Potem sesja przebiegała już bez przeszkód. Kierowcy na okrążeniach wyjazdowych pilnowali prędkości i toru jazdy w Raidillion, aby nie podzielić losu rozbitych Porsche. W tych warunkach zabłysnęły Aston Martiny. Najpierw prowadzenie objął Paul Dalla Lana w #98, i utrzymał je niemal do końca. Rzutem na taśmę, z czasem 2:14.660, przebił go jednak Ben Keating w #33.
W GTE Pro tymczasem zabłysnął Kevin Estre, o ponad sekundę bijąc resztę klasy. Dokonał tego zresztą dwa razy z rzędu, poprawiając swój czas na ostatnim okrążeniu pomiarowym. Ostatecznie #92 wystartuje z pole position w klasie z czasem 2:11.219.
Czasówka prototypów przyniosła niespodziewane przyspieszenie Toyot
Po długim oczekiwaniu Toyoty GR010 HYBRID w końcu pokazały pazur. Na swoich pierwszych kółkach lotnych samochody #7 i #8 odnotowały czasy o niebo lepsze niż w treningach i Prologue. Na szczyt tabeli wskoczył Kamui Kobayashi w #7 z czasem 2:00.747, o nieco ponad sekundę wolniejszym względem zeszłego roku. #8 tymczasem zajął P2 z rezultatem 2:01.266.

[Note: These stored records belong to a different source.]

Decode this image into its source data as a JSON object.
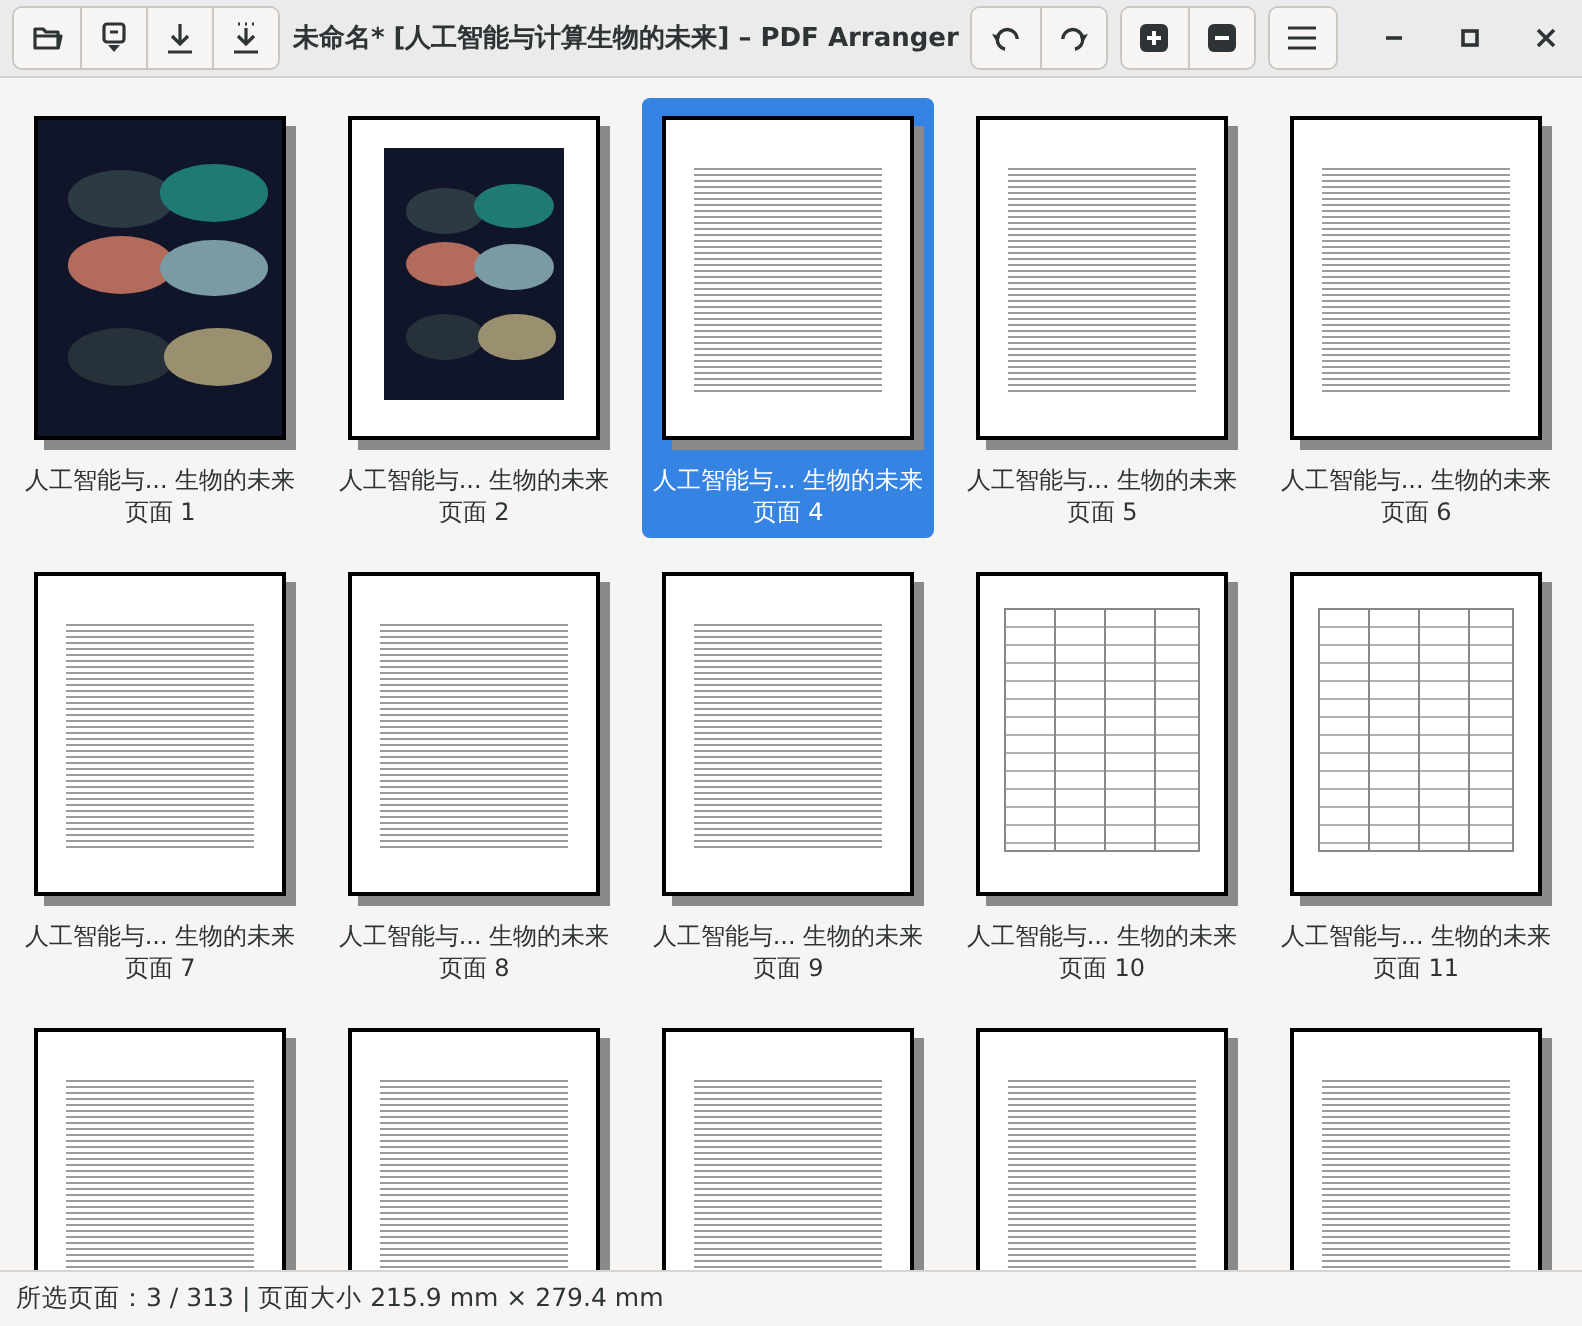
{
  "window": {
    "title": "未命名* [人工智能与计算生物的未来] – PDF Arranger"
  },
  "pages": [
    {
      "kind": "cover",
      "title": "人工智能与... 生物的未来",
      "label": "页面 1",
      "selected": false
    },
    {
      "kind": "cover-framed",
      "title": "人工智能与... 生物的未来",
      "label": "页面 2",
      "selected": false
    },
    {
      "kind": "text",
      "title": "人工智能与... 生物的未来",
      "label": "页面 4",
      "selected": true
    },
    {
      "kind": "text",
      "title": "人工智能与... 生物的未来",
      "label": "页面 5",
      "selected": false
    },
    {
      "kind": "text",
      "title": "人工智能与... 生物的未来",
      "label": "页面 6",
      "selected": false
    },
    {
      "kind": "text",
      "title": "人工智能与... 生物的未来",
      "label": "页面 7",
      "selected": false
    },
    {
      "kind": "text",
      "title": "人工智能与... 生物的未来",
      "label": "页面 8",
      "selected": false
    },
    {
      "kind": "text",
      "title": "人工智能与... 生物的未来",
      "label": "页面 9",
      "selected": false
    },
    {
      "kind": "table",
      "title": "人工智能与... 生物的未来",
      "label": "页面 10",
      "selected": false
    },
    {
      "kind": "table",
      "title": "人工智能与... 生物的未来",
      "label": "页面 11",
      "selected": false
    },
    {
      "kind": "text",
      "selected": false
    },
    {
      "kind": "text",
      "selected": false
    },
    {
      "kind": "text",
      "selected": false
    },
    {
      "kind": "text",
      "selected": false
    },
    {
      "kind": "text",
      "selected": false
    }
  ],
  "status_bar": "所选页面：3 / 313 | 页面大小 215.9 mm × 279.4 mm"
}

Alpine A480 #36 tymczasem po okrążeniu instalacyjnym zjechał do boksów, gdzie został niemal do końca sesji. Nicolas Lapierre zaliczył tylko jedną próbę, zakończoną na P4 – 2:02.652.
W P2 tymczasem rozegrała się bitwa pomiędzy Filipe Albuquerque a Nyckiem de Vriesem. Portugalczyk prowadzący United Orecę #22 wykręcił 2:02.404, które dało załodze P3 na starcie. De Vries jednak wielokrotnie próbował przebić czasy United, zmuszając Albuquerque do pozostania na torze – z krótkim postojem na wymianę opon. Ostatecznie jednak młody Holender musiał się zadowolić P5.
Godne uwagi czasy wykręcił tymczasem debiutujący w WEC – i LMP2 – Realteam Racing. Załoga #70 uplasowała się w czole stawki, na P4 w klasie. W pucharze Pro/Am ustąpiła pola jedynie RTNowi #29, przegrywając o dokładnie cztery setne sekundy. Tymczasem polski Inter Europol i lokalni giganci z WRT nie popisali się szczególnie dobrymi czasami, plasując się w drugiej połowie stawki LMP2.
Kwalifikacje 6h Spa 2021 zapiszą się w historii WEC jako kluczowa dla rozwoju serii sesja. Debiut nowego formatu, choć wyboisty, dostarczył widzom wiele emocji. Oby jutrzejszy wyścig, w którym LMP2 – zgodnie z oświadczeniem Frederica Lequiena – nie będą już więcej spowalniane, był równie dobrym widowiskiem.